Dr. Robert L. Wright Jr.’s broad portfolio of personal and professional successes — realized despite significant societal challenges — defies easy characterization.
He began his journey at Ohio State, where in 1960 he became just the second African American to graduate as a Doctor of Optometry. Today, Dr. Wright is widely regarded as one of the most highly respected business leaders of his generation. He has spent more than 60 years working in government, business and finance to accelerate the health and happiness of and economic justice for Black and minority populations.
Recognizing a significant lack of services and representation in local politics for people of color and regarding issues of concern to them, Dr. Wright launched a consulting firm devoted to race relations, research, minority affairs and public policy in 1974. He put cutting-edge technology to use, developing computerized fundraising programs and a polling system.
In 1985, Dr. Wright founded Dimensions International, Inc. (DI), a provider of technology solutions to both the public and private sectors. Starting with only three employees, he built the company into a world-class organization with more than 100 offices in 10 countries and staff of more than 1,500 individuals. DI was purchased by Honeywell in 2007.
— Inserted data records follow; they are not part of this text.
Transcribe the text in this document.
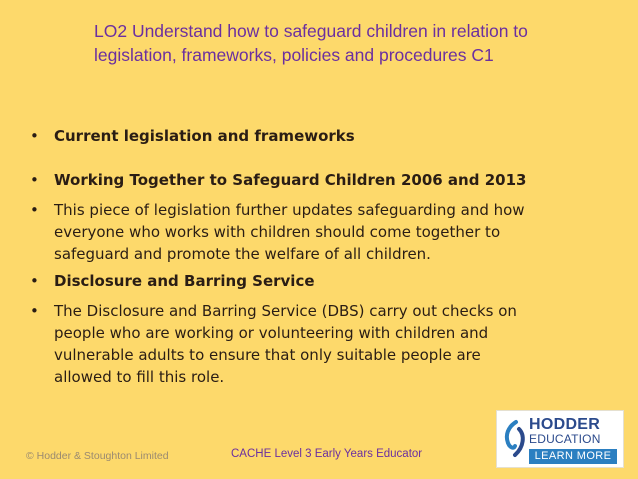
LO2 Understand how to safeguard children in relation to
legislation, frameworks, policies and procedures C1
•	Current legislation and frameworks
•	Working Together to Safeguard Children 2006 and 2013
•	This piece of legislation further updates safeguarding and how
everyone who works with children should come together to
safeguard and promote the welfare of all children.
•	Disclosure and Barring Service
•	The Disclosure and Barring Service (DBS) carry out checks on
people who are working or volunteering with children and
vulnerable adults to ensure that only suitable people are
allowed to fill this role.
© Hodder & Stoughton Limited	CACHE Level 3 Early Years Educator
HODDER
EDUCATION
LEARN MORE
A dedicated public servant and community leader, Dr. Wright also served three consecutive terms on the city council of Columbus, Georgia — developing and supporting legislation related to housing, recreation, employment, industrial development, and street and highway improvements. In 1982, he was appointed by President Ronald Reagan to the position of associate administrator for minority small business at the U.S. Small Business Administration.
Over the course of many years, Dr. Wright has stayed close to his alma mater. He has provided generous support for scholarships, as well as shared both his time and remarkable life experiences with Ohio State students.
A recipient of the 2014 Congressional Black Caucus Foundation Phoenix Award, Dr. Wright is a former chairman of the Presidential Commission for the National Museum of African American History and Culture and a member of the Horatio Alger Association Board of Directors. He has served as a member of The Ohio State University Alumni Advisory Council, the Board of Directors of Aflac, the Board of Trustees for Morehouse School of Medicine, and the Executive Leadership Cabinet for the Martin Luther King Jr. National Memorial Project Foundation.